Whether this is surprising or disappointing to me or anyone else is sort of beside the point. And in retrospect, it feels obvious: not only has Microsoft been pushing Windows users to use Edge against their will and then into its web-based sites, services, and advertising, its entire consumer AI push this year has been web-based. But this Windows Copilot sidebar isn’t just yet another entry point for Edge, wanted or unwanted. It is the return of that Windows/web integration strategy from the late 1990s, where a key new Windows feature and user experience—arguably the marquee new feature of 23H2—was created entirely with its web browser technologies.

In other words, Microsoft controls this platform, and rather than create a native version of a new feature or app, as it would for, say, File Explorer, it has instead simply used the same web technologies that it’s using elsewhere. So, yes, it’s about that forced Edge usage complaint I keep making. But it’s also about the web being mature enough that Microsoft feels comfortable using it for a major new Windows feature. I could be wrong, but I don’t believe it’s done that since the Windows Desktop Update functionality in IE 4.0. That’s from 1997, over 25 years ago!

But even if I am wrong about that—don’t be shy—this still represents a major escalation of Edge (and thus Bing, MSN, and Microsoft advertising) integration in Windows 11. Which I think we can all agree is one of the most controversial things about this platform, if not the most controversial.
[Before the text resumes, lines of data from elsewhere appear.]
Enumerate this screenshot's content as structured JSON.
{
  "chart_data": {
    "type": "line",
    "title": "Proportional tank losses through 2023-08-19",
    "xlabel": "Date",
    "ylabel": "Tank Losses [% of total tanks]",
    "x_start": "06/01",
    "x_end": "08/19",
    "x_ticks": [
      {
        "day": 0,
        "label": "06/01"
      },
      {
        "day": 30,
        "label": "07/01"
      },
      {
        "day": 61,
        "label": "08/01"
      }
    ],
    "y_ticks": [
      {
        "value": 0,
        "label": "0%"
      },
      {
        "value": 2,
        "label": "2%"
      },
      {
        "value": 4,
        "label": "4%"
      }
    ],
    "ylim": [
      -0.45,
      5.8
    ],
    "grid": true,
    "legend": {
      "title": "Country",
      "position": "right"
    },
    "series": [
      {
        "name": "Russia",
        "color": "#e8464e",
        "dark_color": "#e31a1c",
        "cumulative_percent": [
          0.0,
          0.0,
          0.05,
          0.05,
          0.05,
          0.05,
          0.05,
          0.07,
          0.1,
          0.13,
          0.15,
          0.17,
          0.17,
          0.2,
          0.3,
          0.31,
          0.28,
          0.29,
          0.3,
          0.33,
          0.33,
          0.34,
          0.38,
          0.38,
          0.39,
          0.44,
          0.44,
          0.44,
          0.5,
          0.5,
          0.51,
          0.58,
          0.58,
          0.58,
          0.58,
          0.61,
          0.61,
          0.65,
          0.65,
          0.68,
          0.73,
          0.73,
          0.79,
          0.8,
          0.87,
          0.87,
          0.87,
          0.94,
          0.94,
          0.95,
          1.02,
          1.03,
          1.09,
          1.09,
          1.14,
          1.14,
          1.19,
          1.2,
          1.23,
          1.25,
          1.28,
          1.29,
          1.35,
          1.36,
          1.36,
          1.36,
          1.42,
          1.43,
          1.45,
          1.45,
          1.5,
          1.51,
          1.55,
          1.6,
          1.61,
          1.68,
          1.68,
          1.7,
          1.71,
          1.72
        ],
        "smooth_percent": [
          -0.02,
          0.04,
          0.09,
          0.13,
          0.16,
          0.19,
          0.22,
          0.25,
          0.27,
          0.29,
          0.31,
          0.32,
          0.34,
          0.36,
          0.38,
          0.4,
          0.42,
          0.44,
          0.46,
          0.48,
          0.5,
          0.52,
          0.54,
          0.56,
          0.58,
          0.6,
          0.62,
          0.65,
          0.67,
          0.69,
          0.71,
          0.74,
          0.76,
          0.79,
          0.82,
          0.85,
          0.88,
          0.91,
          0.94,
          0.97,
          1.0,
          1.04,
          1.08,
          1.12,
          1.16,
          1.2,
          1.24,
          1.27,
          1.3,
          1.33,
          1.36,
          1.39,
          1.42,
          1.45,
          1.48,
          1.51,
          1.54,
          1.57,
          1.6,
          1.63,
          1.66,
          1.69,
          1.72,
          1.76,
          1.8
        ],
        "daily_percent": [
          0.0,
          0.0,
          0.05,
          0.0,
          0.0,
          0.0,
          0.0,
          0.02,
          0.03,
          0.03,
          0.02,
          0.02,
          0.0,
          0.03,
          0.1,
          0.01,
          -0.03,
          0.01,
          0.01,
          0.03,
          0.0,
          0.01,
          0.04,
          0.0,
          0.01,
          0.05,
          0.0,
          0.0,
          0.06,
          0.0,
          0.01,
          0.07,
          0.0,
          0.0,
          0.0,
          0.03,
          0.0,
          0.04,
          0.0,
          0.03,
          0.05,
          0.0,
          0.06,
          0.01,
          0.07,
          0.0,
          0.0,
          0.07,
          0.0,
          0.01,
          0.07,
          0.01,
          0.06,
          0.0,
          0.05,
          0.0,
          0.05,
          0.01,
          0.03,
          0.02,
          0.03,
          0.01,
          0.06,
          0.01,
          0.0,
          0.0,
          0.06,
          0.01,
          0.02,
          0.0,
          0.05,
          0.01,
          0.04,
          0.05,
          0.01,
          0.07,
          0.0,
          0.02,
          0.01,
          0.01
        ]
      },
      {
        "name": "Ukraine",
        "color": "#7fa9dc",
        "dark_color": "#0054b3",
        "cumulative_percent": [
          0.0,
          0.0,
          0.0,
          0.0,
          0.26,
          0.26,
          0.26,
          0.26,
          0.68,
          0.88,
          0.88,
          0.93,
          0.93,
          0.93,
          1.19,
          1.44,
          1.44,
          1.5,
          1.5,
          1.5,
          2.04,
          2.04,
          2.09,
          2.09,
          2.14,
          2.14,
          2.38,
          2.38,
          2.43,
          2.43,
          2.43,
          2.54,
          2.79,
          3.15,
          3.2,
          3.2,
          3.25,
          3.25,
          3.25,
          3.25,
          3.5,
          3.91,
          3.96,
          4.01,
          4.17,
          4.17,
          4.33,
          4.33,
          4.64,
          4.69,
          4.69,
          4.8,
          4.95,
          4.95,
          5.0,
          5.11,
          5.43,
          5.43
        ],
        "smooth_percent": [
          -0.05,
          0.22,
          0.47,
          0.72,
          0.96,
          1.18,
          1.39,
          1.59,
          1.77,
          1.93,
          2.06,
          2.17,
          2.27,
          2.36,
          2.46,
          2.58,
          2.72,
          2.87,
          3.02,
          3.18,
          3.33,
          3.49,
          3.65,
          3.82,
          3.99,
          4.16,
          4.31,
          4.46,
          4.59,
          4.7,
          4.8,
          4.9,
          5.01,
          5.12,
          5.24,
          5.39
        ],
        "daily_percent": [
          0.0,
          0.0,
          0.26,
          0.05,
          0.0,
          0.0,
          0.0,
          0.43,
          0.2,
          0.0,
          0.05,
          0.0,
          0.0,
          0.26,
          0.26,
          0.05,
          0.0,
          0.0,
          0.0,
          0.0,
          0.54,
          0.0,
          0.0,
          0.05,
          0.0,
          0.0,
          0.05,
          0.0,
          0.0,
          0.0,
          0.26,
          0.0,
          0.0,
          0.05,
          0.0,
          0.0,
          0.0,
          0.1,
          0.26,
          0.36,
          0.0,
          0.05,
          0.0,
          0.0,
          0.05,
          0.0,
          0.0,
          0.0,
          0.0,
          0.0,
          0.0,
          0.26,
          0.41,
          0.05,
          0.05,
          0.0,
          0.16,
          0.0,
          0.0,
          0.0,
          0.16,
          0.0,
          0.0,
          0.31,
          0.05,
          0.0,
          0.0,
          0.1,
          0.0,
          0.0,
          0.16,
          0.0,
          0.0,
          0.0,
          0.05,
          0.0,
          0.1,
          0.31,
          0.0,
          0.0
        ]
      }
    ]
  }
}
With Windows 11, Microsoft set down a path that ignores user preferences and artificially and dramatically expands the usage of Microsoft products and services that most users would never have done willingly. And in the coming third release of this platform, it is dramatically expanding on that strategy with Windows Copilot.

On some level, I don’t personally mind that Windows Copilot is a resource-wasting instance of Edge, given that I use another browser. But the privacy implications are always problematic, and I don’t like that any clicks in Windows Copilot that open a web browser window will do so in Edge regardless of my default browser choice too.

But who knows? Maybe Microsoft can evolve Windows Copilot into something more sophisticated in time, especially on the Windows (non-web) side. (The current functionality is beyond lackluster, no matter what you think about Edge or Bing Chat generally.) Or maybe we’ll need to wait on some antitrust regulators to examine Microsoft’s Edge integration strategy and force the company to do the right thing. Heck, it happened before. So it can happen again.